Don’t call for failures. Fill out the form. Often they email me asking for more answers – these partly duplicate what was on the initial form, but it’s easy enough to plug in the answers. Almost always, the next thing I hear is a notification of shipping the replacement. I think one time they called me, and even that didn’t delay the replacement. Using the form, I have never encountered a rep misunderstanding the replacement policy.
If the sensor reading and the fingerstick reading are more than 20% apart, that’s an automatic replacement. (I’ve never tried to determine whether it’s 20% of the lower number or 20% of the larger.) Quite often, my real problem is excessive variability – the jitters – what mohe0001 calls “flaky data pattern”. That’s not one of the reasons I can pick on the form – but when that happens, I can almost always watch until I think the sensor has a particularly bad reading, and do a fingerstick. Only takes one – well, they ask if you did two – and they don’t ask me for any proof of the fingerstick value and I see no evidence that they look at my sensor record. I have tried putting in “other” and have successfully argued that excessive jitters is a failure, but that’s a lot of trouble.
If a sensor fails at 239 hours, they replace it, no question. If it fails after 240 hours, IOW in the grace period, I don’t think they replace it, though I haven’t had an opportunity to test it. I have gotten replacements for a failure at 9-1/2 days.
Since going to G7, I have been getting my sensors through a local pharmacy (regional supermarket chain). I have found this much easier than dealing with a DME supplier.
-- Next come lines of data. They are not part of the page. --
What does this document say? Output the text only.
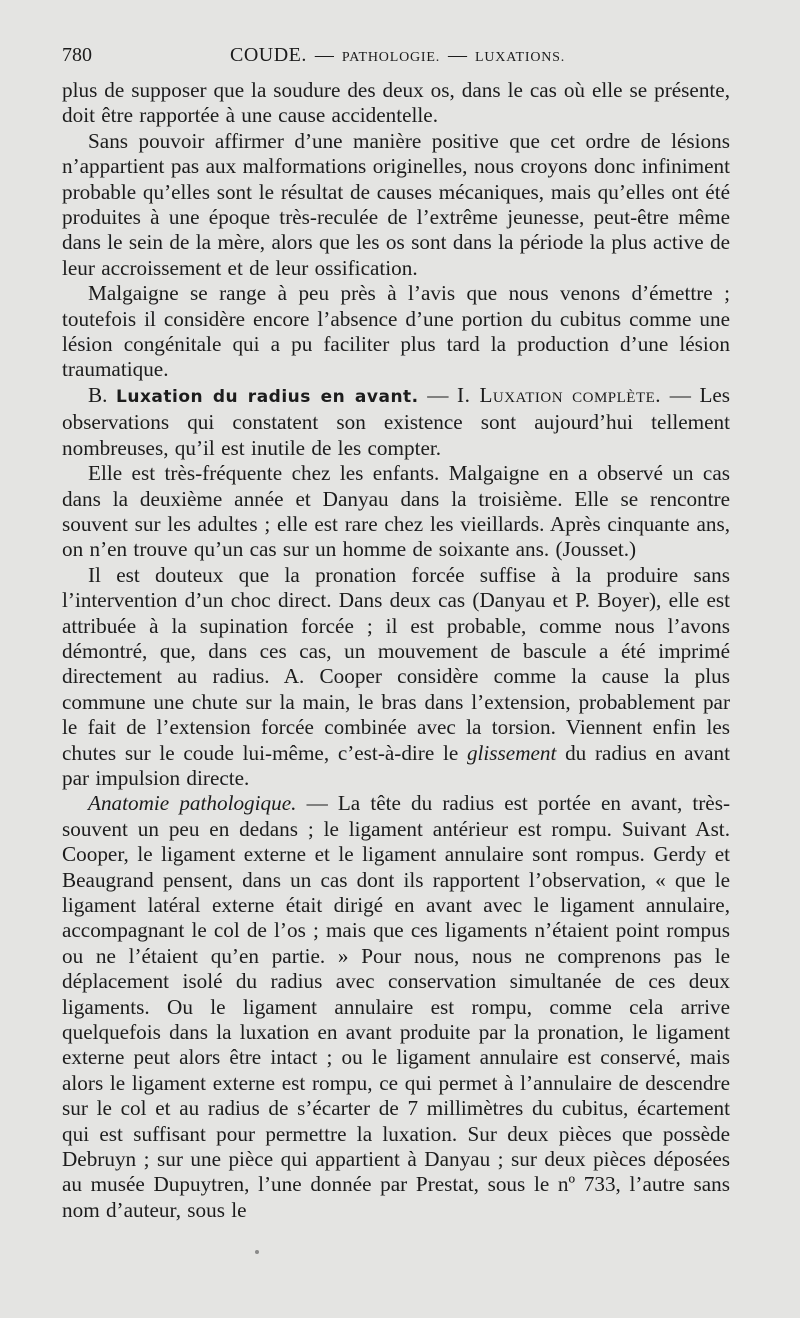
780	COUDE. — PATHOLOGIE. — LUXATIONS.

plus de supposer que la soudure des deux os, dans le cas où elle se présente, doit être rapportée à une cause accidentelle.

Sans pouvoir affirmer d’une manière positive que cet ordre de lésions n’appartient pas aux malformations originelles, nous croyons donc infiniment probable qu’elles sont le résultat de causes mécaniques, mais qu’elles ont été produites à une époque très-reculée de l’extrême jeunesse, peut-être même dans le sein de la mère, alors que les os sont dans la période la plus active de leur accroissement et de leur ossification.

Malgaigne se range à peu près à l’avis que nous venons d’émettre ; toutefois il considère encore l’absence d’une portion du cubitus comme une lésion congénitale qui a pu faciliter plus tard la production d’une lésion traumatique.

B. Luxation du radius en avant. — I. Luxation complète. — Les observations qui constatent son existence sont aujourd’hui tellement nombreuses, qu’il est inutile de les compter.

Elle est très-fréquente chez les enfants. Malgaigne en a observé un cas dans la deuxième année et Danyau dans la troisième. Elle se rencontre souvent sur les adultes ; elle est rare chez les vieillards. Après cinquante ans, on n’en trouve qu’un cas sur un homme de soixante ans. (Jousset.)

Il est douteux que la pronation forcée suffise à la produire sans l’intervention d’un choc direct. Dans deux cas (Danyau et P. Boyer), elle est attribuée à la supination forcée ; il est probable, comme nous l’avons démontré, que, dans ces cas, un mouvement de bascule a été imprimé directement au radius. A. Cooper considère comme la cause la plus commune une chute sur la main, le bras dans l’extension, probablement par le fait de l’extension forcée combinée avec la torsion. Viennent enfin les chutes sur le coude lui-même, c’est-à-dire le glissement du radius en avant par impulsion directe.

Anatomie pathologique. — La tête du radius est portée en avant, très-souvent un peu en dedans ; le ligament antérieur est rompu. Suivant Ast. Cooper, le ligament externe et le ligament annulaire sont rompus. Gerdy et Beaugrand pensent, dans un cas dont ils rapportent l’observation, « que le ligament latéral externe était dirigé en avant avec le ligament annulaire, accompagnant le col de l’os ; mais que ces ligaments n’étaient point rompus ou ne l’étaient qu’en partie. » Pour nous, nous ne comprenons pas le déplacement isolé du radius avec conservation simultanée de ces deux ligaments. Ou le ligament annulaire est rompu, comme cela arrive quelquefois dans la luxation en avant produite par la pronation, le ligament externe peut alors être intact ; ou le ligament annulaire est conservé, mais alors le ligament externe est rompu, ce qui permet à l’annulaire de descendre sur le col et au radius de s’écarter de 7 millimètres du cubitus, écartement qui est suffisant pour permettre la luxation. Sur deux pièces que possède Debruyn ; sur une pièce qui appartient à Danyau ; sur deux pièces déposées au musée Dupuytren, l’une donnée par Prestat, sous le nº 733, l’autre sans nom d’auteur, sous le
I tried the back of my arm for my first three G7 sensors. One of them failed during warmup, and the other two gave radically excessive variability. I switched to abdomen. I suspect the reason is that I have very little fat on my arms. (Too much on my abdomen.) My endo is very thin and says she had similar problems using the G7 on her arm. I suspect that the short wire on the G7 means more jitters in the readings.
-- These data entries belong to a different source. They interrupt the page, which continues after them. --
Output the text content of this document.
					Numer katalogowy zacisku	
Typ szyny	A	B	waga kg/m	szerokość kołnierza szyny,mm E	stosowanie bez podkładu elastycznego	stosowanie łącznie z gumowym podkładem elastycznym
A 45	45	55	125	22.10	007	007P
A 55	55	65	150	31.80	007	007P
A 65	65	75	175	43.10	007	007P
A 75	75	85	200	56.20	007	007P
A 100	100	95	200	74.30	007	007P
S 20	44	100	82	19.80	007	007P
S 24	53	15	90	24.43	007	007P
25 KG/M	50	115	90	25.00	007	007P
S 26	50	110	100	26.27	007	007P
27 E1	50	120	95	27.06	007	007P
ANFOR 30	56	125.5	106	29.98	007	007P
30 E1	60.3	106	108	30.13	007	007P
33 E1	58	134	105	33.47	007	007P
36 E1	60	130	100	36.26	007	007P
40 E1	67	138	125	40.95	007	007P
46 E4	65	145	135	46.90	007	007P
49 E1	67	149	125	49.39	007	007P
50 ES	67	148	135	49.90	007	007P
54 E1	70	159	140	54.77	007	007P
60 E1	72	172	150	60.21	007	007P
So I think the G7 sensor itself is slightly inferior to the G6. The improvement in the app more than balances this out for me. The 12-hour grace period means I can overlap sensors, thus giving the new one 12 hours to warm up but still getting a full ten days between sensors when there’s no failure – this is huge.
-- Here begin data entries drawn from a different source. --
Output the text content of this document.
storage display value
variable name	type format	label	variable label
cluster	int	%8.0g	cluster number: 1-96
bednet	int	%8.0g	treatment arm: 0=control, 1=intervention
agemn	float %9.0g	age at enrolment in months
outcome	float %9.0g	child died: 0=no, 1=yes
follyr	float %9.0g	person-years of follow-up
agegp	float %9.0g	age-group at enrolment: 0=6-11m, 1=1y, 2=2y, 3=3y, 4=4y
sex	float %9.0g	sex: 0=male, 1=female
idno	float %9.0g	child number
Note that you can run G6 and G7 simultaneously. I did this for a couple of months. Without that, the initial G7 problems would have been a disaster.
Terry, I think the G7 actually requires a bit more dexterity than the G6 to apply. At least, it’s different. The G6 applicator needs a fairly light index finger push. The G7 is triggered with the thumb, on a smaller button, and I find it a bit harder to locate and push.